Well, I suppose this is quite a lot of information. The title intrigued me as I could translated it into "theorem." In mathematics, a theorem is a statement proved on the basis of accepted statements. The concept of a theorem is deductive, where if the hypothesis are true, then the conclusions must be true (opposite from scientific theory). That tells me that Pasolini was trying to prove something out of a series of hypothesis. Given then content of the film, I'd say his commentary is rather pompous.

Historical knowledge and context is important, and I'd argue essential. Without knowledge and general background on the Industrial Revolution, the rise of the bourgeois and conflicts with the proletariats, Marxism's harsh commentary on capitalism, and post-war conditions, the viewer has a huge leeway to interpret and reinterpret missing the continuum that exists within each art discipline. Michael Kimmelman in the "Accidental Masterpiece" speaks about works whose interpretation depends on their physical context (like Nancy Holt's Sun Tunnels, the Vatican, anything that cannot be physically moved for aesthetic of practical reasons).

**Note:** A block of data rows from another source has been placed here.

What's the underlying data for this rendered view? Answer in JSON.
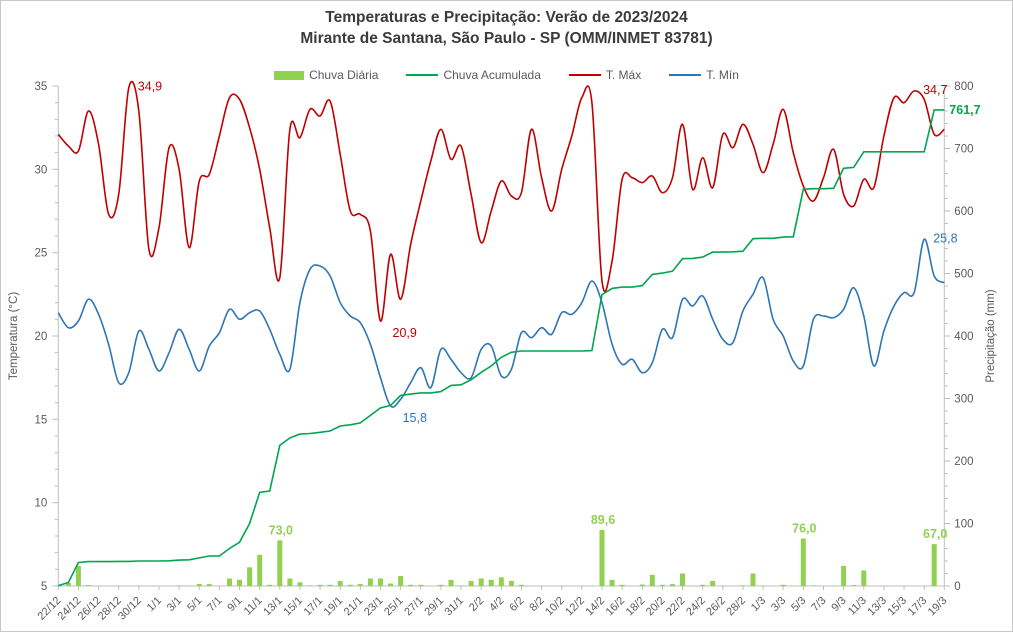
{
  "header": {
    "title": "Temperaturas e Precipitação: Verão de 2023/2024",
    "subtitle": "Mirante de Santana, São Paulo - SP (OMM/INMET 83781)"
  },
  "colors": {
    "rain_bar": "#92d050",
    "rain_accumulated": "#00a550",
    "t_max": "#c00000",
    "t_min": "#2e75b6",
    "axis": "#bfbfbf",
    "tick_label": "#595959",
    "title_text": "#3b3b3b"
  },
  "legend": {
    "items": [
      {
        "label": "Chuva Diária",
        "type": "bar",
        "color": "#92d050"
      },
      {
        "label": "Chuva Acumulada",
        "type": "line",
        "color": "#00a550"
      },
      {
        "label": "T. Máx",
        "type": "line",
        "color": "#c00000"
      },
      {
        "label": "T. Mín",
        "type": "line",
        "color": "#2e75b6"
      }
    ]
  },
  "chart_data": {
    "type": "combo bar + line, dual axis",
    "title": "Temperaturas e Precipitação: Verão de 2023/2024",
    "subtitle": "Mirante de Santana, São Paulo - SP (OMM/INMET 83781)",
    "left_axis": {
      "label": "Temperatura (°C)",
      "min": 5,
      "max": 35,
      "major_tick": 5,
      "minor_tick": 1
    },
    "right_axis": {
      "label": "Precipitação (mm)",
      "min": 0,
      "max": 800,
      "major_tick": 100,
      "minor_tick": 20
    },
    "x_label_every": 2,
    "grid": false,
    "x": [
      "22/12",
      "23/12",
      "24/12",
      "25/12",
      "26/12",
      "27/12",
      "28/12",
      "29/12",
      "30/12",
      "31/12",
      "1/1",
      "2/1",
      "3/1",
      "4/1",
      "5/1",
      "6/1",
      "7/1",
      "8/1",
      "9/1",
      "10/1",
      "11/1",
      "12/1",
      "13/1",
      "14/1",
      "15/1",
      "16/1",
      "17/1",
      "18/1",
      "19/1",
      "20/1",
      "21/1",
      "22/1",
      "23/1",
      "24/1",
      "25/1",
      "26/1",
      "27/1",
      "28/1",
      "29/1",
      "30/1",
      "31/1",
      "1/2",
      "2/2",
      "3/2",
      "4/2",
      "5/2",
      "6/2",
      "7/2",
      "8/2",
      "9/2",
      "10/2",
      "11/2",
      "12/2",
      "13/2",
      "14/2",
      "15/2",
      "16/2",
      "17/2",
      "18/2",
      "19/2",
      "20/2",
      "21/2",
      "22/2",
      "23/2",
      "24/2",
      "25/2",
      "26/2",
      "27/2",
      "28/2",
      "29/2",
      "1/3",
      "2/3",
      "3/3",
      "4/3",
      "5/3",
      "6/3",
      "7/3",
      "8/3",
      "9/3",
      "10/3",
      "11/3",
      "12/3",
      "13/3",
      "14/3",
      "15/3",
      "16/3",
      "17/3",
      "18/3",
      "19/3"
    ],
    "series": [
      {
        "name": "Chuva Diária",
        "type": "bar",
        "axis": "right",
        "unit": "mm",
        "color": "#92d050",
        "values": [
          0.6,
          5,
          32,
          1.4,
          0,
          0,
          0.4,
          0,
          0.6,
          0,
          0,
          0.4,
          1,
          0.6,
          3,
          3,
          0,
          12,
          10,
          30,
          50,
          2,
          73,
          12,
          6,
          1,
          2,
          2,
          8,
          2,
          3,
          12,
          12,
          4,
          16,
          2,
          2,
          0,
          2,
          10,
          1,
          8,
          12,
          10,
          14,
          8,
          2,
          0,
          0,
          0,
          0,
          0,
          0,
          0.6,
          89.6,
          10,
          2,
          0,
          2.4,
          18,
          2,
          3,
          20,
          0.6,
          2,
          8,
          0,
          0.5,
          1,
          20,
          0.6,
          0,
          2,
          0.4,
          76,
          1,
          0,
          0.6,
          32,
          1.4,
          25,
          0,
          0,
          0,
          0,
          0,
          0,
          67,
          0
        ]
      },
      {
        "name": "Chuva Acumulada",
        "type": "line",
        "axis": "right",
        "unit": "mm",
        "color": "#00a550",
        "derived_from": "cumulative sum of Chuva Diária",
        "final_value": 761.7
      },
      {
        "name": "T. Máx",
        "type": "line",
        "axis": "left",
        "unit": "°C",
        "color": "#c00000",
        "smooth": true,
        "values": [
          32.1,
          31.4,
          31.1,
          33.5,
          31.5,
          27.3,
          28.5,
          34.9,
          33.5,
          25.2,
          26.5,
          31.3,
          30.0,
          25.3,
          29.3,
          29.7,
          32.0,
          34.3,
          34.2,
          32.5,
          30.0,
          26.5,
          23.5,
          32.4,
          31.9,
          33.6,
          33.2,
          34.1,
          30.9,
          27.5,
          27.3,
          26.3,
          20.9,
          24.9,
          22.2,
          25.5,
          28.1,
          30.5,
          32.4,
          30.6,
          31.4,
          28.5,
          25.6,
          27.5,
          29.3,
          28.4,
          28.6,
          32.4,
          29.5,
          27.5,
          30.0,
          32.0,
          34.3,
          34.0,
          23.3,
          24.5,
          29.4,
          29.5,
          29.2,
          29.6,
          28.6,
          29.5,
          32.7,
          28.8,
          30.7,
          28.9,
          32.1,
          31.3,
          32.7,
          31.5,
          29.8,
          31.5,
          33.6,
          31.0,
          29.0,
          28.1,
          29.5,
          31.2,
          28.5,
          27.8,
          29.4,
          28.9,
          32.0,
          34.3,
          34.0,
          34.7,
          34.2,
          32.1,
          32.4
        ]
      },
      {
        "name": "T. Mín",
        "type": "line",
        "axis": "left",
        "unit": "°C",
        "color": "#2e75b6",
        "smooth": true,
        "values": [
          21.4,
          20.5,
          20.9,
          22.2,
          21.3,
          19.5,
          17.2,
          17.8,
          20.3,
          19.2,
          17.9,
          19.0,
          20.4,
          19.2,
          17.9,
          19.4,
          20.2,
          21.6,
          21.0,
          21.4,
          21.5,
          20.4,
          18.9,
          18.0,
          22.0,
          24.0,
          24.2,
          23.6,
          22.0,
          21.2,
          20.8,
          19.5,
          17.5,
          15.8,
          16.2,
          17.2,
          18.1,
          16.9,
          19.2,
          18.6,
          17.8,
          17.5,
          19.2,
          19.4,
          17.6,
          18.0,
          20.2,
          19.9,
          20.5,
          20.1,
          21.4,
          21.3,
          22.0,
          23.3,
          22.0,
          19.5,
          18.3,
          18.6,
          17.8,
          18.4,
          20.4,
          19.9,
          22.2,
          21.8,
          22.4,
          21.0,
          19.8,
          19.6,
          21.5,
          22.5,
          23.5,
          21.0,
          20.0,
          18.5,
          18.2,
          21.0,
          21.2,
          21.1,
          21.6,
          22.9,
          21.2,
          18.2,
          20.3,
          21.8,
          22.6,
          22.6,
          25.8,
          23.6,
          23.2
        ]
      }
    ],
    "annotations": [
      {
        "text": "34,9",
        "series": "T. Máx",
        "x": "29/12",
        "index": 7,
        "value": 34.9,
        "color": "#c00000",
        "placement": "above-right",
        "bold": false
      },
      {
        "text": "20,9",
        "series": "T. Máx",
        "x": "23/1",
        "index": 32,
        "value": 20.9,
        "color": "#c00000",
        "placement": "below-right",
        "bold": false
      },
      {
        "text": "34,7",
        "series": "T. Máx",
        "x": "16/3",
        "index": 85,
        "value": 34.7,
        "color": "#c00000",
        "placement": "above-right",
        "bold": false
      },
      {
        "text": "15,8",
        "series": "T. Mín",
        "x": "24/1",
        "index": 33,
        "value": 15.8,
        "color": "#2e75b6",
        "placement": "below-right",
        "bold": false
      },
      {
        "text": "25,8",
        "series": "T. Mín",
        "x": "17/3",
        "index": 86,
        "value": 25.8,
        "color": "#2e75b6",
        "placement": "above-right",
        "bold": false
      },
      {
        "text": "761,7",
        "series": "Chuva Acumulada",
        "x": "19/3",
        "index": 88,
        "value": 761.7,
        "color": "#00a550",
        "placement": "axis-right",
        "bold": true
      },
      {
        "text": "73,0",
        "series": "Chuva Diária",
        "x": "13/1",
        "index": 22,
        "value": 73.0,
        "color": "#92d050",
        "placement": "above-bar",
        "bold": true
      },
      {
        "text": "89,6",
        "series": "Chuva Diária",
        "x": "14/2",
        "index": 54,
        "value": 89.6,
        "color": "#92d050",
        "placement": "above-bar",
        "bold": true
      },
      {
        "text": "76,0",
        "series": "Chuva Diária",
        "x": "5/3",
        "index": 74,
        "value": 76.0,
        "color": "#92d050",
        "placement": "above-bar",
        "bold": true
      },
      {
        "text": "67,0",
        "series": "Chuva Diária",
        "x": "18/3",
        "index": 87,
        "value": 67.0,
        "color": "#92d050",
        "placement": "above-bar",
        "bold": true
      }
    ]
  }
}
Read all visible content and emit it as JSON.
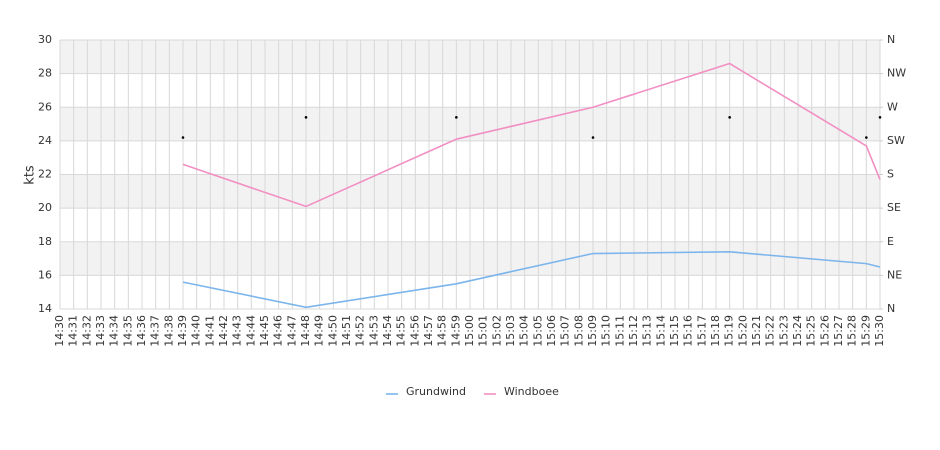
{
  "chart_data": {
    "type": "line",
    "categories": [
      "14:30",
      "14:31",
      "14:32",
      "14:33",
      "14:34",
      "14:35",
      "14:36",
      "14:37",
      "14:38",
      "14:39",
      "14:40",
      "14:41",
      "14:42",
      "14:43",
      "14:44",
      "14:45",
      "14:46",
      "14:47",
      "14:48",
      "14:49",
      "14:50",
      "14:51",
      "14:52",
      "14:53",
      "14:54",
      "14:55",
      "14:56",
      "14:57",
      "14:58",
      "14:59",
      "15:00",
      "15:01",
      "15:02",
      "15:03",
      "15:04",
      "15:05",
      "15:06",
      "15:07",
      "15:08",
      "15:09",
      "15:10",
      "15:11",
      "15:12",
      "15:13",
      "15:14",
      "15:15",
      "15:16",
      "15:17",
      "15:18",
      "15:19",
      "15:20",
      "15:21",
      "15:22",
      "15:23",
      "15:24",
      "15:25",
      "15:26",
      "15:27",
      "15:28",
      "15:29",
      "15:30"
    ],
    "ylabel": "kts",
    "ylim": [
      14,
      30
    ],
    "yticks": [
      14,
      16,
      18,
      20,
      22,
      24,
      26,
      28,
      30
    ],
    "y2lim": [
      0,
      360
    ],
    "y2ticks": [
      {
        "value": 0,
        "label": "N"
      },
      {
        "value": 45,
        "label": "NE"
      },
      {
        "value": 90,
        "label": "E"
      },
      {
        "value": 135,
        "label": "SE"
      },
      {
        "value": 180,
        "label": "S"
      },
      {
        "value": 225,
        "label": "SW"
      },
      {
        "value": 270,
        "label": "W"
      },
      {
        "value": 315,
        "label": "NW"
      },
      {
        "value": 360,
        "label": "N"
      }
    ],
    "bands": true,
    "grid": true,
    "legend": "bottom",
    "series": [
      {
        "name": "Grundwind",
        "color": "#7cb5ec",
        "x": [
          "14:39",
          "14:48",
          "14:59",
          "15:09",
          "15:19",
          "15:29",
          "15:30"
        ],
        "values": [
          15.6,
          14.1,
          15.5,
          17.3,
          17.4,
          16.7,
          16.5
        ]
      },
      {
        "name": "Windboee",
        "color": "#f28fc3",
        "x": [
          "14:39",
          "14:48",
          "14:59",
          "15:09",
          "15:19",
          "15:29",
          "15:30"
        ],
        "values": [
          22.6,
          20.1,
          24.1,
          26.0,
          28.6,
          23.7,
          21.7
        ]
      }
    ],
    "direction": {
      "axis": "y2",
      "color": "#000000",
      "x": [
        "14:39",
        "14:48",
        "14:59",
        "15:09",
        "15:19",
        "15:29",
        "15:30"
      ],
      "values": [
        229.5,
        256.5,
        256.5,
        229.5,
        256.5,
        229.5,
        256.5
      ]
    }
  }
}
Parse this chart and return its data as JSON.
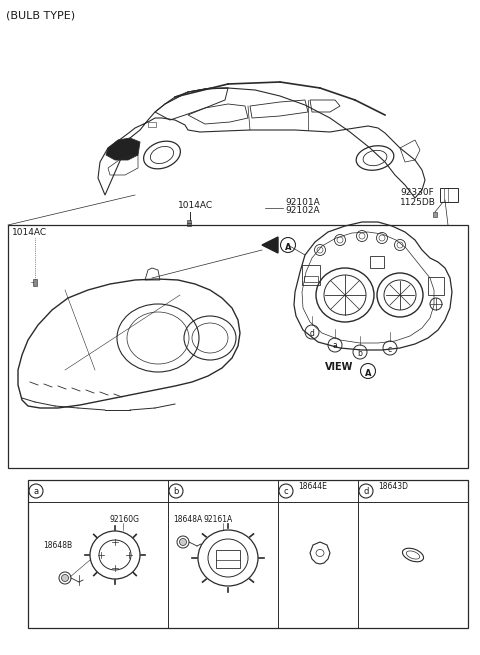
{
  "title": "(BULB TYPE)",
  "bg_color": "#ffffff",
  "line_color": "#2a2a2a",
  "text_color": "#1a1a1a",
  "fs_title": 8,
  "fs_label": 6.5,
  "fs_small": 5.5,
  "figsize": [
    4.8,
    6.55
  ],
  "dpi": 100,
  "parts": {
    "1014AC_top": "1014AC",
    "92101A": "92101A",
    "92102A": "92102A",
    "92330F": "92330F",
    "1125DB": "1125DB",
    "1014AC_box": "1014AC",
    "view_A": "VIEW",
    "18644E": "18644E",
    "18643D": "18643D",
    "92160G": "92160G",
    "18648B": "18648B",
    "18648A": "18648A",
    "92161A": "92161A"
  }
}
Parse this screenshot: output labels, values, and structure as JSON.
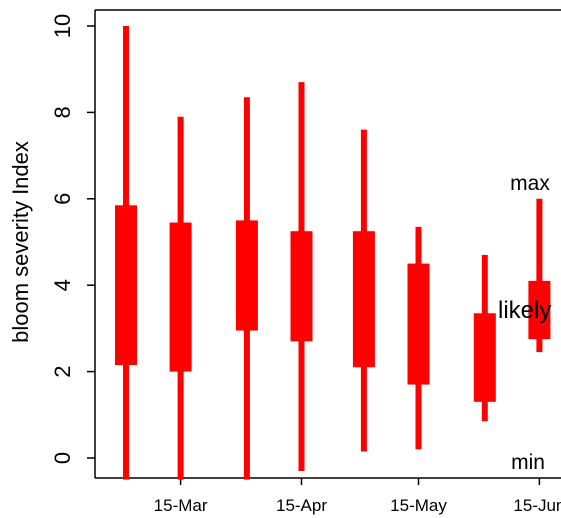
{
  "chart_data": {
    "type": "boxplot",
    "title": "",
    "ylabel": "bloom severity Index",
    "xlabel": "",
    "ylim": [
      0,
      10
    ],
    "y_ticks": [
      "0",
      "2",
      "4",
      "6",
      "8",
      "10"
    ],
    "x_tick_labels": [
      {
        "label": "15-Mar",
        "date": "2023-03-15"
      },
      {
        "label": "15-Apr",
        "date": "2023-04-15"
      },
      {
        "label": "15-May",
        "date": "2023-05-15"
      },
      {
        "label": "15-Jun",
        "date": "2023-06-15"
      }
    ],
    "forecasts": [
      {
        "date": "2023-03-01",
        "min": -0.5,
        "likely_low": 2.15,
        "likely_high": 5.85,
        "max": 10.0
      },
      {
        "date": "2023-03-15",
        "min": -0.5,
        "likely_low": 2.0,
        "likely_high": 5.45,
        "max": 7.9
      },
      {
        "date": "2023-04-01",
        "min": -0.5,
        "likely_low": 2.95,
        "likely_high": 5.5,
        "max": 8.35
      },
      {
        "date": "2023-04-15",
        "min": -0.3,
        "likely_low": 2.7,
        "likely_high": 5.25,
        "max": 8.7
      },
      {
        "date": "2023-05-01",
        "min": 0.15,
        "likely_low": 2.1,
        "likely_high": 5.25,
        "max": 7.6
      },
      {
        "date": "2023-05-15",
        "min": 0.2,
        "likely_low": 1.7,
        "likely_high": 4.5,
        "max": 5.35
      },
      {
        "date": "2023-06-01",
        "min": 0.85,
        "likely_low": 1.3,
        "likely_high": 3.35,
        "max": 4.7
      },
      {
        "date": "2023-06-15",
        "min": 2.45,
        "likely_low": 2.75,
        "likely_high": 4.1,
        "max": 6.0
      }
    ],
    "annotations": {
      "max": "max",
      "likely": "likely",
      "min": "min"
    },
    "color": "#ff0000",
    "grid": false,
    "legend": "none"
  }
}
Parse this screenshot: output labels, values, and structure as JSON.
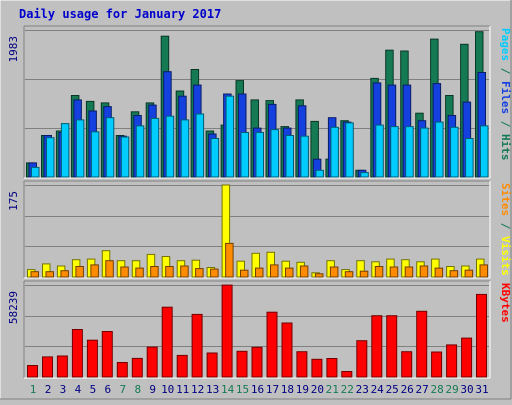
{
  "chart_data": {
    "type": "bar",
    "title": "Daily usage for January 2017",
    "categories": [
      "1",
      "2",
      "3",
      "4",
      "5",
      "6",
      "7",
      "8",
      "9",
      "10",
      "11",
      "12",
      "13",
      "14",
      "15",
      "16",
      "17",
      "18",
      "19",
      "20",
      "21",
      "22",
      "23",
      "24",
      "25",
      "26",
      "27",
      "28",
      "29",
      "30",
      "31"
    ],
    "weekend_days": [
      "1",
      "7",
      "8",
      "14",
      "15",
      "21",
      "22",
      "28",
      "29"
    ],
    "panels": [
      {
        "id": "top",
        "max_label": "1983",
        "ylim": [
          0,
          1983
        ],
        "series": [
          {
            "name": "Hits",
            "color": "#157a54",
            "values": [
              190,
              560,
              620,
              1100,
              1020,
              1000,
              560,
              880,
              1000,
              1900,
              1160,
              1450,
              620,
              700,
              1300,
              1040,
              1030,
              680,
              1040,
              750,
              240,
              760,
              90,
              1330,
              1710,
              1700,
              860,
              1860,
              1100,
              1790,
              1960
            ]
          },
          {
            "name": "Files",
            "color": "#1540e0",
            "values": [
              190,
              560,
              600,
              1040,
              890,
              950,
              550,
              830,
              970,
              1420,
              1090,
              1240,
              580,
              1120,
              1120,
              660,
              980,
              660,
              960,
              240,
              800,
              740,
              90,
              1270,
              1240,
              1240,
              760,
              1260,
              830,
              1010,
              1410
            ]
          },
          {
            "name": "Pages",
            "color": "#00ccff",
            "values": [
              130,
              530,
              720,
              770,
              610,
              800,
              540,
              690,
              790,
              820,
              770,
              850,
              520,
              1090,
              600,
              600,
              640,
              560,
              550,
              90,
              670,
              730,
              60,
              700,
              680,
              680,
              660,
              740,
              670,
              520,
              690
            ]
          }
        ]
      },
      {
        "id": "middle",
        "max_label": "175",
        "ylim": [
          0,
          175
        ],
        "series": [
          {
            "name": "Visits",
            "color": "#ffff00",
            "values": [
              14,
              25,
              21,
              33,
              34,
              50,
              31,
              31,
              43,
              39,
              31,
              32,
              18,
              175,
              30,
              45,
              47,
              30,
              28,
              8,
              31,
              14,
              31,
              29,
              34,
              33,
              29,
              34,
              20,
              21,
              34
            ]
          },
          {
            "name": "Sites",
            "color": "#ff8c00",
            "values": [
              10,
              10,
              12,
              20,
              23,
              31,
              19,
              17,
              20,
              20,
              21,
              16,
              15,
              64,
              13,
              17,
              23,
              17,
              21,
              6,
              19,
              10,
              11,
              20,
              19,
              19,
              21,
              17,
              12,
              13,
              23
            ]
          }
        ]
      },
      {
        "id": "bottom",
        "max_label": "58239",
        "ylim": [
          0,
          58239
        ],
        "series": [
          {
            "name": "KBytes",
            "color": "#ff0000",
            "values": [
              7300,
              12700,
              13300,
              30100,
              23300,
              28800,
              9200,
              11800,
              18900,
              44200,
              13700,
              39600,
              15200,
              58200,
              16300,
              18800,
              41000,
              34200,
              16000,
              11200,
              11700,
              3500,
              23000,
              38800,
              38800,
              16000,
              41600,
              15800,
              20300,
              24600,
              52300
            ]
          }
        ]
      }
    ],
    "right_labels": [
      {
        "panel": "top",
        "parts": [
          {
            "text": "Pages",
            "color": "#00ccff"
          },
          {
            "text": " / ",
            "color": "#157a54"
          },
          {
            "text": "Files",
            "color": "#1540e0"
          },
          {
            "text": " / ",
            "color": "#157a54"
          },
          {
            "text": "Hits",
            "color": "#157a54"
          }
        ]
      },
      {
        "panel": "middle",
        "parts": [
          {
            "text": "Sites",
            "color": "#ff8c00"
          },
          {
            "text": " / ",
            "color": "#157a54"
          },
          {
            "text": "Visits",
            "color": "#ffff00"
          }
        ]
      },
      {
        "panel": "bottom",
        "parts": [
          {
            "text": "KBytes",
            "color": "#ff0000"
          }
        ]
      }
    ],
    "colors": {
      "background": "#c0c0c0",
      "title": "#0000cc",
      "axis_label": "#000080",
      "weekday": "#000080",
      "weekend": "#157a54",
      "grid": "#808080"
    },
    "grid": true
  }
}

Can the argument be made that this film cannot be taken out of its historical context due to the same reasons? It would become another work, and clearly, even the artist claimed a specific purpose. Of course, in today's standards, is it acceptable to become another work?

The first portion of the film goes to establish the industrialist bourgeois family in their context. Students running carelessly, cars, boys and girls holding hands, and a couple falling in love. In this case, visually it's quite innocent, but it is the music that provides the bitter commentary. Berg-esque and almost to the point of atonal expressionism, the music provides the viewer the notion that although the pictures are providing one affect, the music is providing the context in which the scene is to be interpreted and judged. I'll leap and propose that without all the elements intended present, the aesthetic experience is greatly compromised in regards to questioning the integrity of the bourgeois. Interesting to note that Ennio Morricone composed the music for this film.

The film is in three clear parts. The first are the seductions, where the Christ-like figure engages with each member of the family. The second are the confessions, where upon learning of his departure, they verbally vomit their psychological state and his effect on them. The third is there psychotic manifestation of the effect of something coming in and out of their lives, living out their void.

There is much room for personal interpretation also. Dialogue is minimal, but expression is abundant. We can guess at the internal struggle of each character, sometimes being able to personally connect, other times being separated from the subject by our inability to understand. I think Pasolini purposely gives these moments of blurriness (as my lovely friend Florence would say) to connect aesthetically.

Wherever dialogue is used, it is to further the development in ways that images cannot. It would give us too much blurriness and miss the overall psychological struggles of each character. Perhaps equating this to tonal syntax, it enables us to dig deeply into the past themes, present variations, and clues (foreshadowing) into future possibilities.

I can't say that I have am comfortable accepting my hypothesis as I don't believe there is a concrete and stable scale to determine our enjoyment, appreciation, and understanding of a work. Film still gives us a more representational approach, although in Pasolini's case, it is high symbolic and I'd leap a little higher in attempting a comparison. Perhaps one of these days, I'll do the whole experiment, and see what I can "understand" from each stage. I think it's worth a shot.